One of the hesitancies behind the lack of widespread thrombolytic usage has been the fear of bleeding complications. We concur with conclusions reached by Kabrhel et al. that bleeding complications were overall lower than previously described in the literature [10]. This may in part be due to newer innovations in thrombolytic therapies such as catheter directed thrombolysis, more rigorous monitoring of bleeding profiles while on thrombolytic therapy, and standardized protocols. Another interesting observation was the lack of major bleeding and mortality in patients who received 100 mg of systemic rtPA. This is of particular interest as data from prior studies at our own medical center have suggested that patients with full dose systemic rtPA may have major bleeding rates as high as 45% [13]. It is thus interesting to note the lack of bleeding with systemic rtPA in our study. It is possible that the multi-disciplinary and multi-professional approach of the PERT and selection of the correct patient population to receive thrombolysis depicted the lower rate of major bleeding. In moving to catheter directed therapies we must not forget the utility of systemic rtPA as the relative efficacy of catheter-directed thrombolysis versus systemic rtPA remains to be determined. We also noted that a sizable proportion of patients fell into the “grey zone” where either anticoagulation or thrombolysis may have been chosen as the treatment modality. In these cases, individualized decisions were made keeping co-morbidities such as malignancy, overall prognosis, and patient preferences in mind. When anticoagulation is selected as the recommended treatment plan, there is generally a discussion to determine a back-up plan to enact if the patient’s condition worsens.

An important aspect of our PERT is efficient resource utilization and identification of individuals with expertise in particular procedures such as surgical embolectomy, catheter directed thrombolysis and mechanical thrombectomy. Another consideration from our experience is the use of surgical embolectomy for intermediate risk PE. Four of the six surgical embolectomy cases were performed in patients with intermediate risk PE. Historically, surgical embolectomy has been performed for high risk PE. There is increasing data that shows that this life saving procedure may have a greater role in patients with intermediate risk PE as well, specifically if their bleeding risk with thrombolytic therapy is judged to be excessive [14].

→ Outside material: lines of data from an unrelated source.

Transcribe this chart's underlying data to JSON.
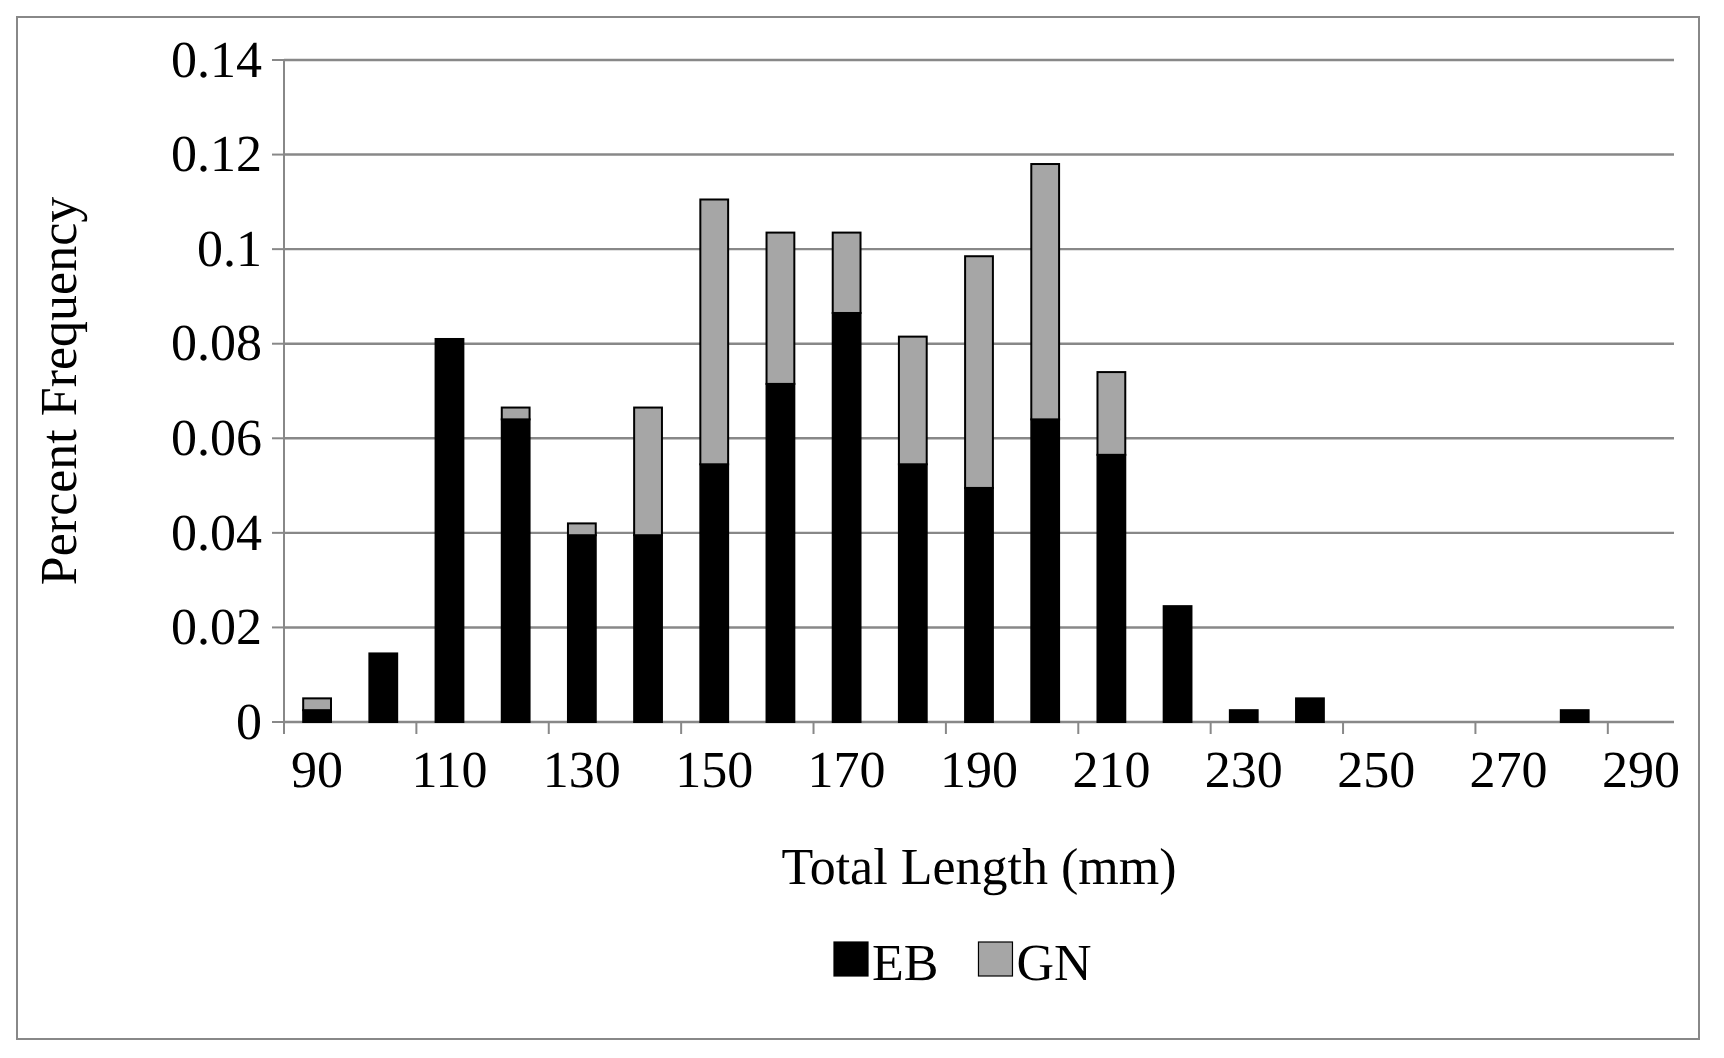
{
  "chart_data": {
    "type": "bar",
    "stacked": true,
    "xlabel": "Total Length (mm)",
    "ylabel": "Percent Frequency",
    "categories": [
      "90",
      null,
      "110",
      null,
      "130",
      null,
      "150",
      null,
      "170",
      null,
      "190",
      null,
      "210",
      null,
      "230",
      null,
      "250",
      null,
      "270",
      null,
      "290"
    ],
    "series": [
      {
        "name": "EB",
        "color": "#000000",
        "values": [
          0.0025,
          0.0145,
          0.081,
          0.064,
          0.0395,
          0.0395,
          0.0545,
          0.0715,
          0.0865,
          0.0545,
          0.0495,
          0.064,
          0.0565,
          0.0245,
          0.0025,
          0.005,
          0,
          0,
          0,
          0.0025,
          0
        ]
      },
      {
        "name": "GN",
        "color": "#a6a6a6",
        "values": [
          0.0025,
          0,
          0,
          0.0025,
          0.0025,
          0.027,
          0.056,
          0.032,
          0.017,
          0.027,
          0.049,
          0.054,
          0.0175,
          0,
          0,
          0,
          0,
          0,
          0,
          0,
          0
        ]
      }
    ],
    "ylim": [
      0,
      0.14
    ],
    "yticks": [
      0,
      0.02,
      0.04,
      0.06,
      0.08,
      0.1,
      0.12,
      0.14
    ],
    "grid": "y",
    "legend": "bottom"
  }
}
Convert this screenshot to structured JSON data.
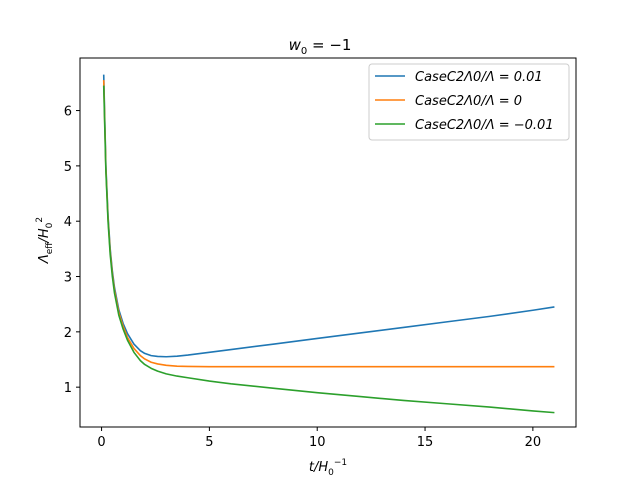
{
  "chart_data": {
    "type": "line",
    "title": "w0 = −1",
    "title_parts": {
      "base": "w",
      "sub": "0",
      "rest": " = −1"
    },
    "xlabel": "t/H0^−1",
    "xlabel_parts": {
      "base": "t/H",
      "sub": "0",
      "sup": "−1"
    },
    "ylabel": "Λeff/H0^2",
    "ylabel_parts": {
      "base": "Λ",
      "sub1": "eff",
      "mid": "/H",
      "sub2": "0",
      "sup": "2"
    },
    "xlim": [
      -1.0,
      22.0
    ],
    "ylim": [
      0.28,
      6.95
    ],
    "xticks": [
      0,
      5,
      10,
      15,
      20
    ],
    "yticks": [
      1,
      2,
      3,
      4,
      5,
      6
    ],
    "legend_position": "top-right",
    "series": [
      {
        "name": "CaseC2Λ0/Λ = 0.01",
        "color": "#1f77b4",
        "x": [
          0.1,
          0.2,
          0.3,
          0.4,
          0.5,
          0.6,
          0.8,
          1.0,
          1.2,
          1.5,
          1.8,
          2.0,
          2.3,
          2.6,
          3.0,
          3.5,
          4.0,
          5.0,
          6.0,
          8.0,
          10.0,
          12.0,
          14.0,
          16.0,
          18.0,
          20.0,
          21.0
        ],
        "y": [
          6.65,
          5.0,
          4.1,
          3.5,
          3.1,
          2.8,
          2.4,
          2.15,
          1.97,
          1.78,
          1.66,
          1.61,
          1.57,
          1.555,
          1.55,
          1.56,
          1.58,
          1.63,
          1.68,
          1.78,
          1.88,
          1.98,
          2.08,
          2.18,
          2.28,
          2.39,
          2.45
        ]
      },
      {
        "name": "CaseC2Λ0/Λ = 0",
        "color": "#ff7f0e",
        "x": [
          0.1,
          0.2,
          0.3,
          0.4,
          0.5,
          0.6,
          0.8,
          1.0,
          1.2,
          1.5,
          1.8,
          2.0,
          2.3,
          2.6,
          3.0,
          3.5,
          4.0,
          5.0,
          6.0,
          8.0,
          10.0,
          14.0,
          18.0,
          21.0
        ],
        "y": [
          6.55,
          4.95,
          4.05,
          3.45,
          3.05,
          2.75,
          2.35,
          2.1,
          1.9,
          1.7,
          1.57,
          1.51,
          1.45,
          1.42,
          1.395,
          1.38,
          1.375,
          1.37,
          1.37,
          1.37,
          1.37,
          1.37,
          1.37,
          1.37
        ]
      },
      {
        "name": "CaseC2Λ0/Λ = −0.01",
        "color": "#2ca02c",
        "x": [
          0.1,
          0.2,
          0.3,
          0.4,
          0.5,
          0.6,
          0.8,
          1.0,
          1.2,
          1.5,
          1.8,
          2.0,
          2.3,
          2.6,
          3.0,
          3.5,
          4.0,
          5.0,
          6.0,
          8.0,
          10.0,
          12.0,
          14.0,
          16.0,
          18.0,
          20.0,
          21.0
        ],
        "y": [
          6.45,
          4.9,
          4.0,
          3.4,
          3.0,
          2.7,
          2.3,
          2.05,
          1.85,
          1.63,
          1.48,
          1.41,
          1.34,
          1.29,
          1.24,
          1.2,
          1.17,
          1.11,
          1.06,
          0.98,
          0.9,
          0.83,
          0.76,
          0.7,
          0.64,
          0.57,
          0.54
        ]
      }
    ]
  }
}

This study has several limitations. First, this is a retrospective review of our PERT registry. Retrospective data is not always complete and attempts are made to clarify details with clinical providers when needed. To date, no prospective clinical trials have been done to confirm a long term mortality benefit from the utilization of PERT; however, with the growing interest in this team based approach to PE management, such studies can be expected in the future. Second, although this was a single center study, we believe that our results will be comparable to other academic centers with similar facilities. Third, there are limitations within the PERT model itself. Notably, not every member of the PERT can see and talk to the patient. While we are able to share clinical, radiographic and echocardiographic data via computer screen mirroring, several members will never actually interact with the patient. However, this virtual assessment does allow teams to make therapeutic decisions in a shorter duration of time. With the creation of PERT S’, it is expected that further studies to help guide the future of PE therapy will become available.

Conclusions

We report the initial outcomes of our pulmonary embolism response team representing multiple specialties with the unified goal of improving outcomes for patients with PE, and collecting data to guide future care of these complex cases.